I am working on converting a regular expression from the R format to Julia format. I have made a fair bit of progress, but I am kinda stuck. I was hoping that someone with greater regex mojo might be able to help out.
I am parsing some census data. The original text is:
testex = "Codes999999999 = N.I.U.\n999999998 = Missing. (1962-1964 only)\nValues can be negative.\n\nThe Census Bureau applies different disclosure avoidance measures across time for individuals with high income in this variable. Detailed explanations of these methods, topcodes, and replacement value and swap value thresholds are available here."
I want to extract out the first two codes. So I want to extract into a table or array.

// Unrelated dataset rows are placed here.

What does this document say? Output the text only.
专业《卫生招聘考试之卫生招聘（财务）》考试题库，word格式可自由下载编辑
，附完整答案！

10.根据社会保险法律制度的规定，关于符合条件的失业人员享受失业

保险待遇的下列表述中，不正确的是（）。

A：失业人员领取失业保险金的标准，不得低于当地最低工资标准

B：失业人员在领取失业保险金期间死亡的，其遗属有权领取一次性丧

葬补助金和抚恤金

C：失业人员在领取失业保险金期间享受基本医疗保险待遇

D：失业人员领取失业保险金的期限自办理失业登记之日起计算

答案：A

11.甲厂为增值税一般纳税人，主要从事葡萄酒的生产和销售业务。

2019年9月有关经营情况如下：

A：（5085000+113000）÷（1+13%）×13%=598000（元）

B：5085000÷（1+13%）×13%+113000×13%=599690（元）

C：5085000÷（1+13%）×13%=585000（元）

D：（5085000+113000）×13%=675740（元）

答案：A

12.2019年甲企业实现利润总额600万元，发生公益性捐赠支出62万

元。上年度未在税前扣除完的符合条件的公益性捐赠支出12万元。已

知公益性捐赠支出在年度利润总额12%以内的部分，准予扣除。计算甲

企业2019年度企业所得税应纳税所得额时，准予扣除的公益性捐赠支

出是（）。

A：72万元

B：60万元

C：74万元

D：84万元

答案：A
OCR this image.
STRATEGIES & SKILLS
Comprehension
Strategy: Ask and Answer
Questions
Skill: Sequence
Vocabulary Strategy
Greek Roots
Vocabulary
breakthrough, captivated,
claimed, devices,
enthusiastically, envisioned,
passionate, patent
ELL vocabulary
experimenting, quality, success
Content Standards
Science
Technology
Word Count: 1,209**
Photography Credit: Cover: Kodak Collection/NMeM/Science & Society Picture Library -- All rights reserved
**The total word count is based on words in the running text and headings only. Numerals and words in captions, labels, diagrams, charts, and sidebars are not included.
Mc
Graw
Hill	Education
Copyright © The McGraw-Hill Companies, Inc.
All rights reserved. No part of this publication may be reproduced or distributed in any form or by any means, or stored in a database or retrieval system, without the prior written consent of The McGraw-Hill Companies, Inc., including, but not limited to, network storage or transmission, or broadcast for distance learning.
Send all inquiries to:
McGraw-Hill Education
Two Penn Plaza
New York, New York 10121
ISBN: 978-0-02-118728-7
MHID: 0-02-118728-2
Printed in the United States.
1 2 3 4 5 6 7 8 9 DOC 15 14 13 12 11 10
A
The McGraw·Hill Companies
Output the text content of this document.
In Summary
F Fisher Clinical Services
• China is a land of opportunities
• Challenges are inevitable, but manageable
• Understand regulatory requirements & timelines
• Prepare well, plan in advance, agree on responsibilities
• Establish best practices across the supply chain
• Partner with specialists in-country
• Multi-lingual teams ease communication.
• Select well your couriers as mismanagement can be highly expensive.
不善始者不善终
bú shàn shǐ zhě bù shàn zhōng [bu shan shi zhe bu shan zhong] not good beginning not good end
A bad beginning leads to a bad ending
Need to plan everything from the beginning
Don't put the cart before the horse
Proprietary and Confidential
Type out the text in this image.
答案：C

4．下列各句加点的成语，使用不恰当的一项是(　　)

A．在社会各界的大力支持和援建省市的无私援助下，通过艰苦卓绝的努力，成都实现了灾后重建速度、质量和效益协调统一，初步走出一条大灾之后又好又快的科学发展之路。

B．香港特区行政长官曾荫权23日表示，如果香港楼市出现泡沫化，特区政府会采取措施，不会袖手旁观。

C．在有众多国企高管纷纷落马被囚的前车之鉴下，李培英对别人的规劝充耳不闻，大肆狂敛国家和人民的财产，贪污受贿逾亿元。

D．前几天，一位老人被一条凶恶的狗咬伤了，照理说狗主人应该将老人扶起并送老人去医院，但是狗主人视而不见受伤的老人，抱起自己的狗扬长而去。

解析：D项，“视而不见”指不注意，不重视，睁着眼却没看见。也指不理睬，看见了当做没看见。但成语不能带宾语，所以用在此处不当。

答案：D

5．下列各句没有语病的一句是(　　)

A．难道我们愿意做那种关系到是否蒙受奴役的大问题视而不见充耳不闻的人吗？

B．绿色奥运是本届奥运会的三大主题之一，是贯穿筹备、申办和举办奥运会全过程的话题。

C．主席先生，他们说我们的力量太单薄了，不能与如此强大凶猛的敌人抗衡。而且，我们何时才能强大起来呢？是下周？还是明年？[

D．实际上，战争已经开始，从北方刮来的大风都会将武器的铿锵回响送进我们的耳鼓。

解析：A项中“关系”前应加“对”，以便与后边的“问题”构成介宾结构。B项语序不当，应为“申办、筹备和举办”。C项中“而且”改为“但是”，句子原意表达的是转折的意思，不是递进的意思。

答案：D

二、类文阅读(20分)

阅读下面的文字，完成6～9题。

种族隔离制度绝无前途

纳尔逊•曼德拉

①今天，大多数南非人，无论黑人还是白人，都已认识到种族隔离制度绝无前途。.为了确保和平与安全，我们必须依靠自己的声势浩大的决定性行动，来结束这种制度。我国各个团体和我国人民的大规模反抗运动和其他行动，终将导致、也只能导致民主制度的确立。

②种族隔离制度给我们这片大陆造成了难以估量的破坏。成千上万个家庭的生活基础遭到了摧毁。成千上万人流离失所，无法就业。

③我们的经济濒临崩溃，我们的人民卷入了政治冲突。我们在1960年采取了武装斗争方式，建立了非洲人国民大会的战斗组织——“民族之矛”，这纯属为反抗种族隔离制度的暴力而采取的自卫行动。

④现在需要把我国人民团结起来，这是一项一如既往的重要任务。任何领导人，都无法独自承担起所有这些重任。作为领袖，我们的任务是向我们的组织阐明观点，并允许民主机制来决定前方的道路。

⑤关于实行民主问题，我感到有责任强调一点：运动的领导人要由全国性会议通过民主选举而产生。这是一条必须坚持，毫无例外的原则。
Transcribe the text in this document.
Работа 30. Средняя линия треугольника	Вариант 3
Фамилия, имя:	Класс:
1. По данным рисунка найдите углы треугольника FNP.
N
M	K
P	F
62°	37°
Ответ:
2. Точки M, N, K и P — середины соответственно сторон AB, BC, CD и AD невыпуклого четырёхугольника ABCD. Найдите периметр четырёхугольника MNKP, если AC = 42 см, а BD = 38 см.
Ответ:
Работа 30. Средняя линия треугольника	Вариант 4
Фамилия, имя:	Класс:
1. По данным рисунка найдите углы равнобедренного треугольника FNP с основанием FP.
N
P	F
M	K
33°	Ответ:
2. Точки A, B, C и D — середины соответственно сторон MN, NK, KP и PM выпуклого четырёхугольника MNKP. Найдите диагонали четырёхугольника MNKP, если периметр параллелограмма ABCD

---------------------------------------
999999999 | N.I.U. |
---------------------------------------
999999998 | Missing. (1962-1964 only) |
---------------------------------------
The original R regular expressions are below, taken from the IPUMSR package.
"^(?<val>-?[0-9.,]+)(([[:blank:]][[:punct:]]|[[:punct:]][[:blank:]]|[[:blank:]]|=)+)(?<lbl>.+?)$"
"^(?<val>[[:graph:]]+)(([[:blank:]]+[[:punct:]|=]+[[:blank:]])+)(?<lbl>.+)$"
I was able to get the code below working, but I am still not getting the exact outputs I am looking for.
c = match(r"([0-9,.]+)(([[:blank:]][[:punct:]]|[[:punct:]][[:blank:]]|[[:blank:]]|=)+)(.+)", testex)
However this code gives me basically the first entry, but not the second one. So I am missing something. Also, how do I extract the different sections of the matches to create the table or array that I am looking to create.
Any support is appreciate.